The reason people give gifts is to show appreciation for someone, to show they care, and to give them a boost, which, god knows, we all need sometimes. As much as we hate to admit it, material things can bring us pleasure. Sure, loving and being loved brings more pleasure – but who would deny that it’s nice to wear a sparkly bit of jewellery. Is that really such a crime?

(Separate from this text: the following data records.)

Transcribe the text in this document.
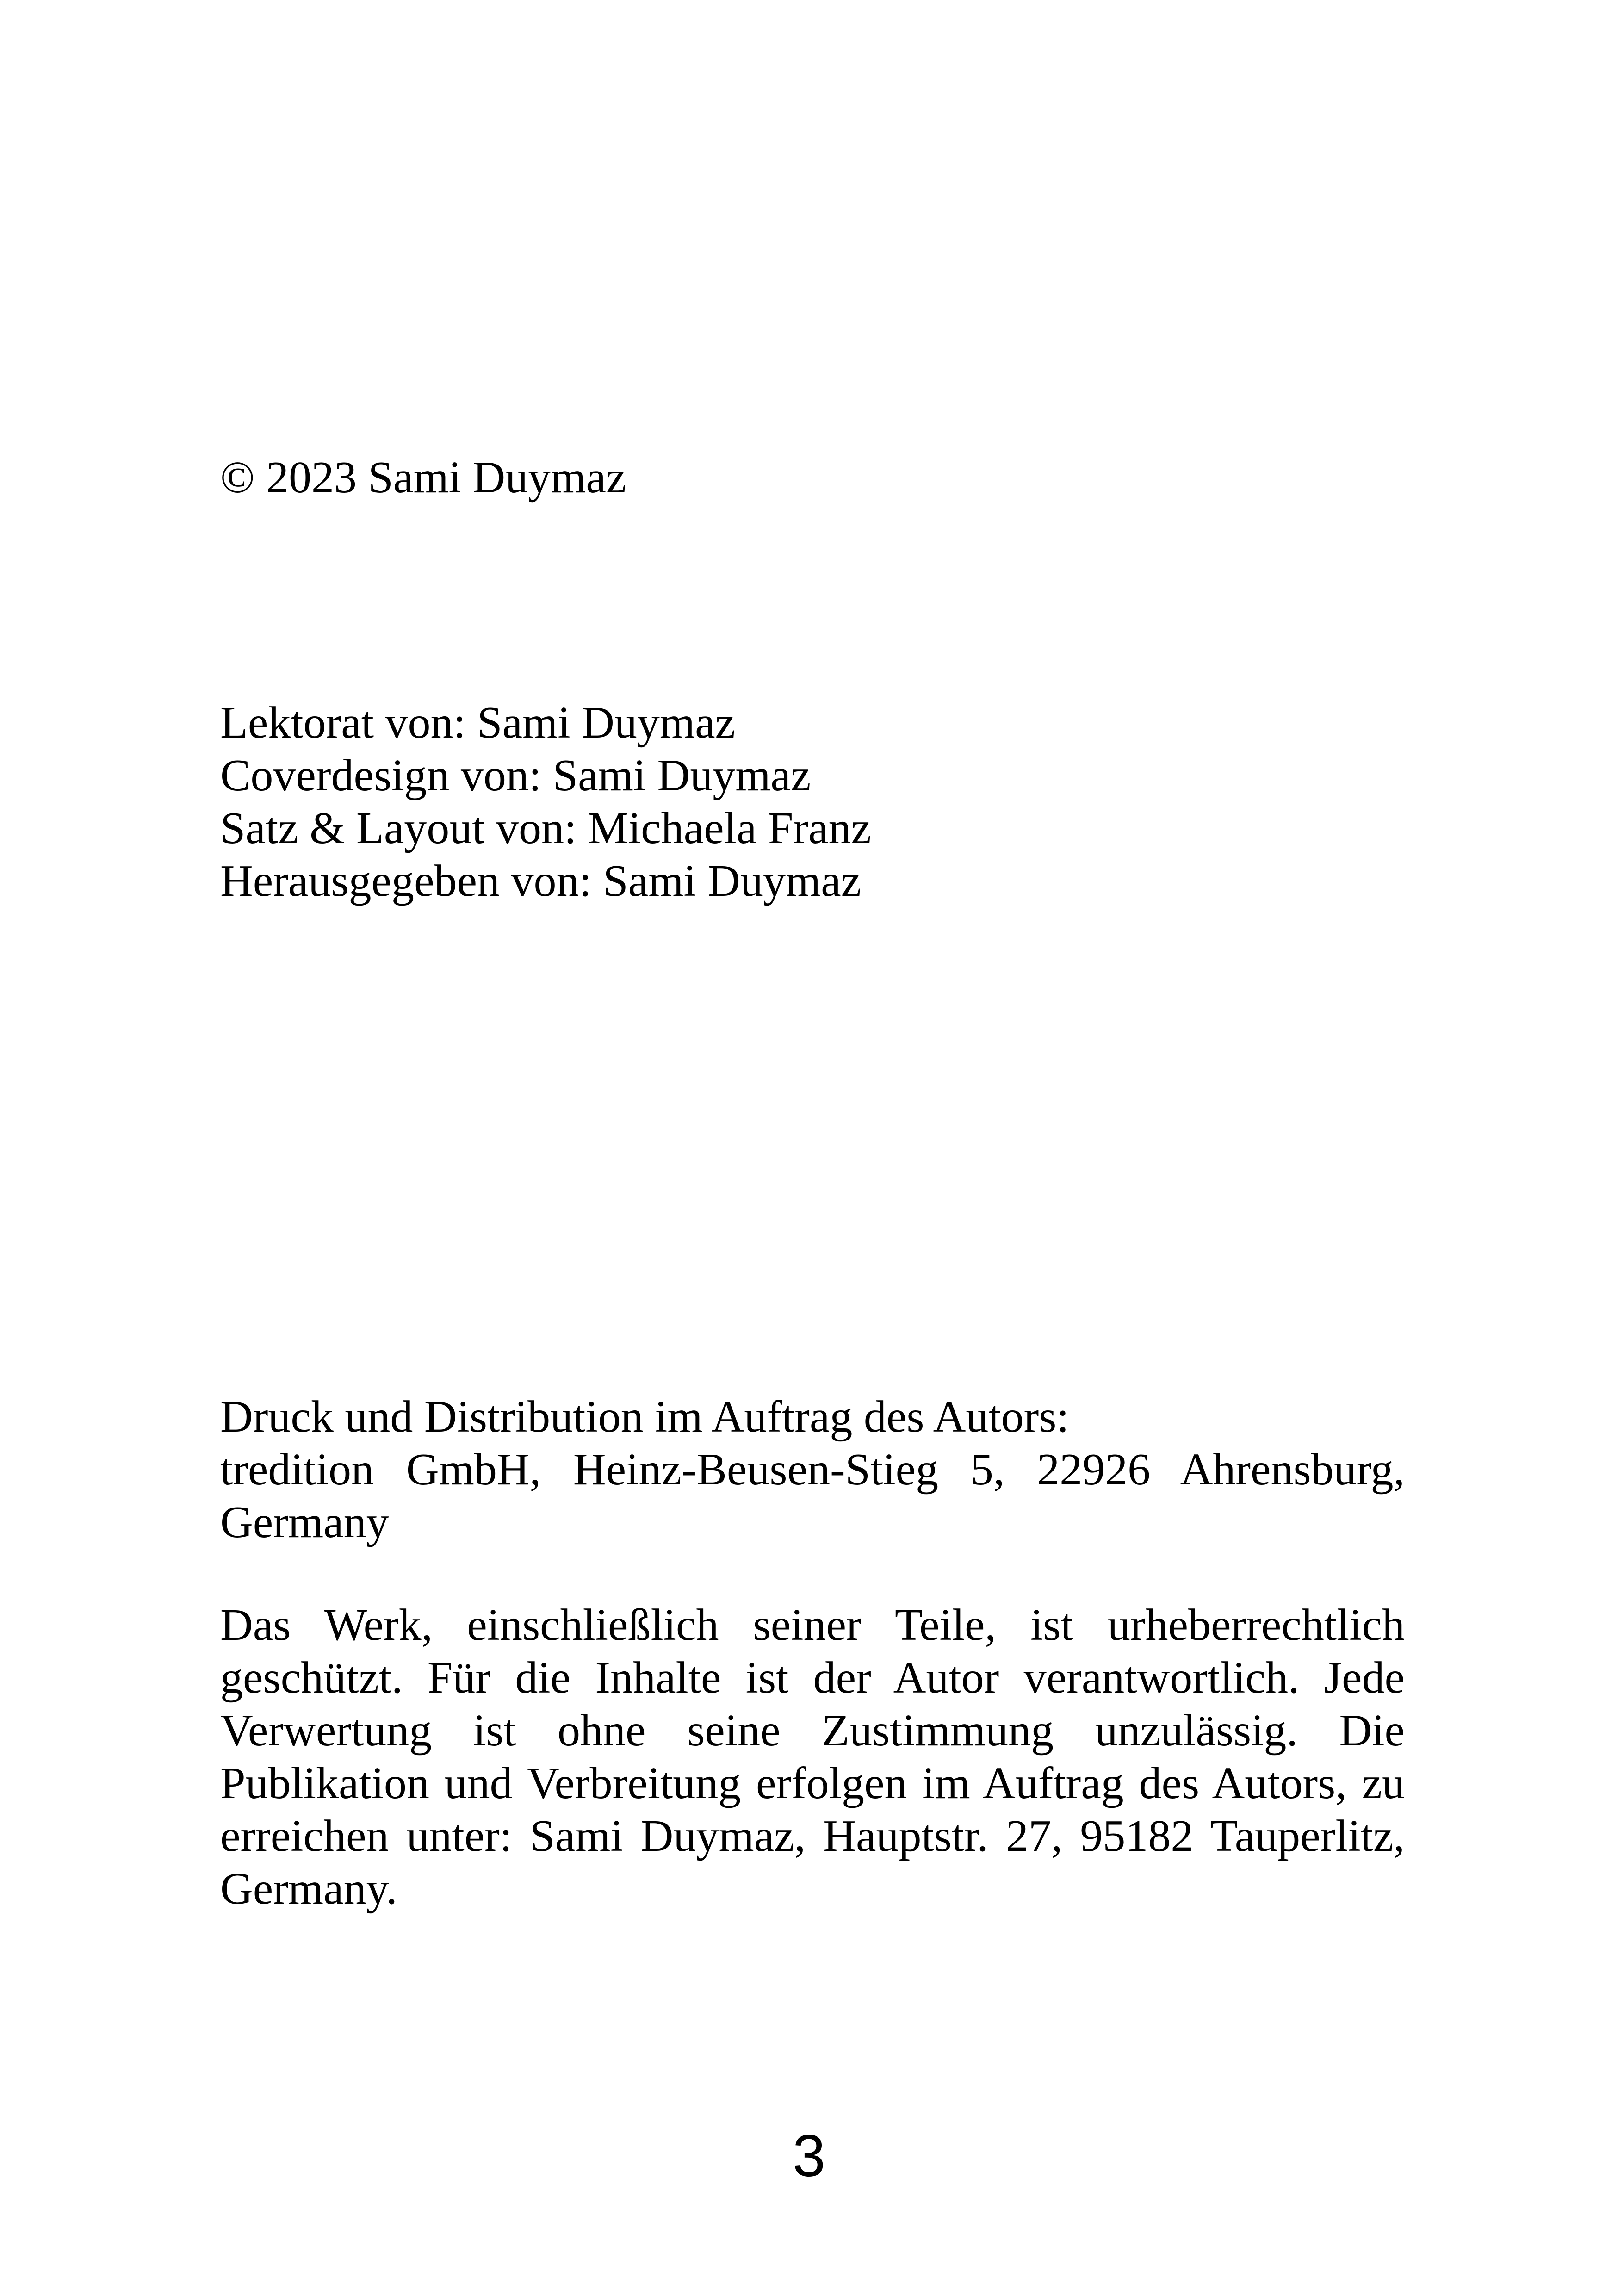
© 2023 Sami Duymaz
Lektorat von: Sami Duymaz
Coverdesign von: Sami Duymaz
Satz & Layout von: Michaela Franz
Herausgegeben von: Sami Duymaz
Druck und Distribution im Auftrag des Autors:
tredition GmbH, Heinz-Beusen-Stieg 5, 22926 Ahrensburg, Germany
Das Werk, einschließlich seiner Teile, ist urheberrechtlich geschützt. Für die Inhalte ist der Autor verantwortlich. Jede Verwertung ist ohne seine Zustimmung unzulässig. Die Publikation und Verbreitung erfolgen im Auftrag des Autors, zu erreichen unter: Sami Duymaz, Hauptstr. 27, 95182 Tauperlitz, Germany.
3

So, let me explain my own situation regarding my ‘push present’. I neither asked for one, nor expected it, nor advertised it to my friends. I certainly didn’t have Goldmark on speed dial when I gave birth. No, my husband, off his own bat, went and found a beautiful ring and presented me with it a few weeks after the birth, a time when I was still feeling pretty sore and sorry, and living in the fog of 3 – 4 feeds per night. Let’s just say, it was a lovely gesture at a time when I needed it. To me, the ring symbolised my husband’s appreciation for the 9 months of nausea, heartburn, leg cramps, weight gain and tiredness I’d been through – not to mention the 12 hour labour at the end, complete with an episiotomy. It was also a symbol of the absolute joy and euphoria we both felt when our precious girl was born. Every time I look at that ring, I’m transported back to that day and the joyful memories it holds. Not that I necessarily need a reminder – every time my daughter opens her mouth (which is A LOT) I’m reminded of our luck. BUT – it is nice to have something to carry with me. Just as some men get their kids names tattooed on their leg/arm/wherever – my ring is a reminder, for me, of just how lucky I am. Ultimately, the idea is that this piece of jewellery will become a family heirloom. One day I will give this ring to my daughter for her to carry around as a reminder of her Mum and Dad – and just how much we loved her. Yes, yes I know she will carry memories of us in her head – but as I say – what’s wrong with having a concrete symbol as well? Ever heard of a possession having ‘sentimental value’ – well, that’s what this is.

As for the ‘push present’ being an ‘appalling new trend’, I have to disagree. It’s a tradition that’s been around a long while, it just went under a nicer name, called an eternity ring – and I don’t hear anyone accusing their mothers and grandmothers for being ‘crass’ for receiving one.

Ultimately, I think it’s up to every individual couple. If you give a donation to charity to celebrate your child’s birth – great. If you get a bunch of flowers – terrific. If someone gives you a voucher for a massage – fantastic. If your husband gives you a ring – fine. I don’t think it makes you a criminal, unless of course, you steal it.



2 Responses to “‘Push Presents’ – Tacky or Tasteful”

  1. Anonymous May 18, 2011 at 3:46 am #

    well technically it would make your husband the criminal because he might have stolen it….then it would become a "hot push present" which sounds very uninviting….

  2. Miss T May 18, 2011 at 5:56 am #

    Well said. The first thing I thought when I read this was "But, I would like an eternity ring.. I thought that was tradition?" Have to say the term "push present" sounds awful, but there's nothing wrong with the sentiment. I also don't think there's anything wrong with a party or renewing your vows. We have a dinner to celebrate our anniversary with our close friends each year (have only been married for 2 years). I didn't think that was wrong. We wanted to celebrate with people. That said, we don't give each other anniversary gifts and that's usually considered convention. So maybe we're just weird… T.